Brooklyn District Attorney Ken Thompson is offering $200 deals to anyone who owns a gun and wants to be rid of it. The lawmaker is also offering an assurance that if that weapon is an illegal firearm he will not ask any questions.
How’s that for a deal?
DA Thompson said that about 90 percent of the guns recovered in crimes in Brooklyn were traced back to the South.
The first Black DA to actually execute a Brooklyn Buy-Back Gun program will turn up incentives to lessening the proliferation of guns in New York City by providing a sanctuary with amnesty to help rid the city of illegal weapons.
The Lenox Road Baptist Church is the sanctuary on Dec. 5 for an all-day no questions asked buy-back gun program.
Sellers need not show identification.
No questions will be asked means just that.
This is the first time since he first took office last year and became the first-elected Black to win the coveted crime-fighting position that the safety measure has been implemented.
He adopted the initiative which his predecessor DA Joe Hynes tested and with colleagues in every borough proved to be a virtual harpoon for retrieving illegal firearms.
“Each gun taken off the street is a gun that no longer has the potential to be used to kill,” Ray Kelly, former NYPD Commissioner said.
The program, which was started in 2008, offers a maximum $200 reward for handguns or assault weapons, and $20 for most other guns.
During the initial trials, Manhattan DA Robert Morgenthau hauled caches in Harlem and other high priority communities where gun violence was predominant.
At a Harlem church where the highest amount of firearms were collected, the former Manhattan DA said the 1,108 illegal rifles, pistols and BB-guns collected would be recycled into clothes hangers.
He also explained at that time that some of the money used to purchase the weapons were recouped from drug dealers.
“I can’t think of a better way to recycle drug money than to use it to buy guns,” he said.
Although the program limits the amount of cash any one seller can obtain, reports of sellers using willing assistants to accompany them have been alleged.
“One ‘entrepreneur’ had nine guns to turn in, but there was a limit of $600 that could be given to any one person.
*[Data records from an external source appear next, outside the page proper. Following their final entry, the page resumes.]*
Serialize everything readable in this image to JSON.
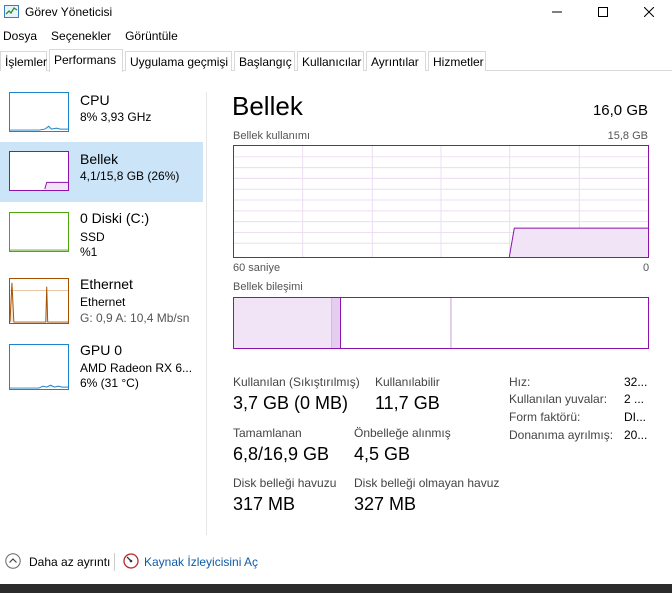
{
  "window": {
    "title": "Görev Yöneticisi",
    "icon": "task-manager-icon"
  },
  "menu": [
    "Dosya",
    "Seçenekler",
    "Görüntüle"
  ],
  "tabs": [
    {
      "label": "İşlemler",
      "active": false
    },
    {
      "label": "Performans",
      "active": true
    },
    {
      "label": "Uygulama geçmişi",
      "active": false
    },
    {
      "label": "Başlangıç",
      "active": false
    },
    {
      "label": "Kullanıcılar",
      "active": false
    },
    {
      "label": "Ayrıntılar",
      "active": false
    },
    {
      "label": "Hizmetler",
      "active": false
    }
  ],
  "resources": [
    {
      "name": "CPU",
      "line1": "8% 3,93 GHz",
      "line2": "",
      "color": "#1e84c9"
    },
    {
      "name": "Bellek",
      "line1": "4,1/15,8 GB (26%)",
      "line2": "",
      "color": "#8b12ae"
    },
    {
      "name": "0 Diski (C:)",
      "line1": "SSD",
      "line2": "%1",
      "color": "#4da60c"
    },
    {
      "name": "Ethernet",
      "line1": "Ethernet",
      "line2": "G: 0,9 A: 10,4 Mb/sn",
      "color": "#a74f01"
    },
    {
      "name": "GPU 0",
      "line1": "AMD Radeon RX 6...",
      "line2": "6% (31 °C)",
      "color": "#1e84c9"
    }
  ],
  "memory": {
    "title": "Bellek",
    "total": "16,0 GB",
    "usage_label": "Bellek kullanımı",
    "usage_max": "15,8 GB",
    "axis_left": "60 saniye",
    "axis_right": "0",
    "composition_label": "Bellek bileşimi",
    "accent": "#8b12ae",
    "usage_fraction": 0.26,
    "stats": {
      "in_use_label": "Kullanılan (Sıkıştırılmış)",
      "in_use_value": "3,7 GB (0 MB)",
      "available_label": "Kullanılabilir",
      "available_value": "11,7 GB",
      "committed_label": "Tamamlanan",
      "committed_value": "6,8/16,9 GB",
      "cached_label": "Önbelleğe alınmış",
      "cached_value": "4,5 GB",
      "paged_label": "Disk belleği havuzu",
      "paged_value": "317 MB",
      "nonpaged_label": "Disk belleği olmayan havuz",
      "nonpaged_value": "327 MB"
    },
    "details": [
      {
        "label": "Hız:",
        "value": "32..."
      },
      {
        "label": "Kullanılan yuvalar:",
        "value": "2 ..."
      },
      {
        "label": "Form faktörü:",
        "value": "DI..."
      },
      {
        "label": "Donanıma ayrılmış:",
        "value": "20..."
      }
    ]
  },
  "footer": {
    "fewer_details": "Daha az ayrıntı",
    "resource_monitor": "Kaynak İzleyicisini Aç"
  }
}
He got the help of two friends, and the three of them each collected the maximum,” a pastor said.
Uptown in the Bronx, Cash4Guns proved a necessary companion to imitate and one that effectively exchanged money for firearms.
Gun buy-back programs were also implemented in Queens and Staten Island.
Soon afterwards Suffolk County and New Jersey followed the pattern of legally sanctioned buying and selling of weapons.
Previously proven tried and true in Williamsburg, Bushwick and Sunset Park, the all-day transaction program held inside designated churches accounts for netting 9 mm handguns, AK-47, Uzi, fully-loaded Tec-9 semi-automatic, Ruger – Mini 14 semi assault rifle, and in Staten Island an assault rifle with 30-round clip and grenade launchers.
According to DA Thompson’s office “the goal of the gun buyback program in this borough is to remove illegal, functioning guns from the streets of Brooklyn by offering a $200 cash reward for each eligible weapon surrendered.”
Guns must be operable.
One of the requirements for sale is that guns should be placed in a plastic or paper bag or a box before presenting for sale. If transporting the gun by car, the gun must be transported in the trunk of the car.
Restricted from sales are guns owned by current or past law enforcement officers.
Brooklyn gun buy-back begins at 10 a.m. and ends at 4 p.m. at 1356 Nostrand Ave.